Наши вышли в ближнюю зону станции. Десяток приватиров ломанулся прямо к ней. Кто-то погиб, получив заряд в упор. Кого-то отвлекли защитники. Наконец один из прорвавшихся протаранил станцию, точнее стволы рельсотрона. Всё — как военная сила станция кончилась.
Аварские корабли начали отступать ко второй волне. С нашей стороны вышли из боя где-то семьсот кораблей. Аварцы потеряли тысячу. Боеспособных кораблей у них было больше, чем у нас, но потери их деморализовали.
«Что, мальчики, надеялись на лёгкую победу? Ха-ха. Пришло время умирать!» — Передал кто-то из наших капитанов. Наши корабли демонстративно добили последних аварских подранков, снова сформировали фронт и начали накатывать на подкрепление. И аварцы дрогнули. Некоторые из отступающих набрали слишком большую скорость, когда драпали и, проскочив подкрепление, слишком медленно тормозили. Кто-то вообще решил не тормозить, разгоняясь для прыжка. Да, на избитом корабле без щита или с ополовиненным оружием толком не повоюешь. Так что вроде делали аварцы всё правильно. Но вид уходящих кораблей, фронт наших, грозно прущих на рожон, куча разбитых кораблей — всё это не прошло даром. Аварцы побежали. Не все. Часть осталась в строю. Наши как на учениях, провели удачный манёвр, воспользовались неразберихой и начали скатывать с фланга тех, кто пытался нам противостоять. Потом аварский командующий решил перебазироваться в тыл, фронт рухнул и аварцы бросились наутёк. Те кто мог, конечно. Наши погнались и продолжили добивали подранков. Почему их не брали в плен? Мы же победили?
В итоге аварцев сбежало порядка восьмисот кораблей. Где-то треть от общего начального состава. У нас к концу бойни половина кораблей была уничтожена или повреждена так, что не могла продолжать бой.
Я очнулся от того, что Дьярви выковыривал меня из повреждённого ложемента.
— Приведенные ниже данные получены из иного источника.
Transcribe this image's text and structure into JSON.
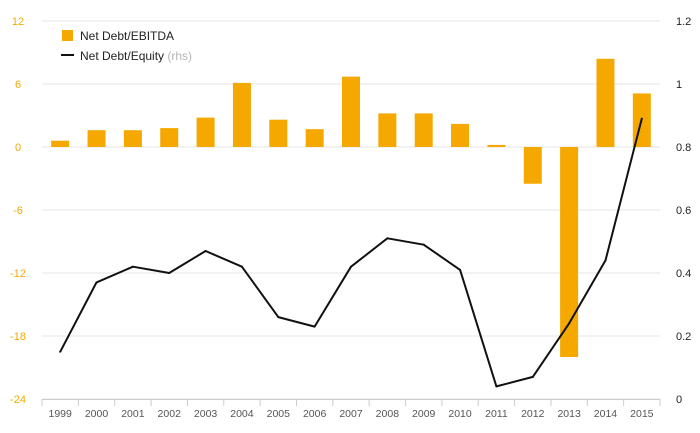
{
  "chart_data": {
    "type": "bar+line",
    "title": "",
    "categories": [
      "1999",
      "2000",
      "2001",
      "2002",
      "2003",
      "2004",
      "2005",
      "2006",
      "2007",
      "2008",
      "2009",
      "2010",
      "2011",
      "2012",
      "2013",
      "2014",
      "2015"
    ],
    "series": [
      {
        "name": "Net Debt/EBITDA",
        "type": "bar",
        "axis": "left",
        "color": "#f5a800",
        "values": [
          0.6,
          1.6,
          1.6,
          1.8,
          2.8,
          6.1,
          2.6,
          1.7,
          6.7,
          3.2,
          3.2,
          2.2,
          0.2,
          -3.5,
          -20.0,
          8.4,
          5.1
        ]
      },
      {
        "name": "Net Debt/Equity",
        "name_note": "(rhs)",
        "type": "line",
        "axis": "right",
        "color": "#111111",
        "values": [
          0.15,
          0.37,
          0.42,
          0.4,
          0.47,
          0.42,
          0.26,
          0.23,
          0.42,
          0.51,
          0.49,
          0.41,
          0.04,
          0.07,
          0.24,
          0.44,
          0.89
        ]
      }
    ],
    "y_left": {
      "ylim": [
        -24,
        12
      ],
      "ticks": [
        "12",
        "6",
        "0",
        "-6",
        "-12",
        "-18",
        "-24"
      ],
      "tick_values": [
        12,
        6,
        0,
        -6,
        -12,
        -18,
        -24
      ],
      "color": "#f5a800"
    },
    "y_right": {
      "ylim": [
        0,
        1.2
      ],
      "ticks": [
        "1.2",
        "1",
        "0.8",
        "0.6",
        "0.4",
        "0.2",
        "0"
      ],
      "tick_values": [
        1.2,
        1.0,
        0.8,
        0.6,
        0.4,
        0.2,
        0
      ],
      "color": "#222222"
    },
    "grid": true,
    "legend_position": "top-left"
  }
}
— Всё, Казак, не кипешуй, мы побеждаем. Сейчас тебя в челнок оттащу. Не помогай, не нужно, ты больше мешаешь. — Выговорил он мне. — Ты, главное, не сдохни ненароком.
Тело я почти не чувствовал. Что-то чувствовал как ватное, что-то не чувствовал вообще. Мозги, как в тумане, еле шевелились. Дьярви передал меня кому-то из наших. Я пытался рассмотреть имя, но не смог. По скафандру — абордажник. Меня пристегнули в кресло. Рядом со мной кто-то сидел, пристёгнутый. Скафандр Умиды — отметил я и отрубился.
Очнулся я через пару суток в медкапсуле на занятой нами космической станции.
Да, за эти двое суток дел наши наворотили — о-го-го!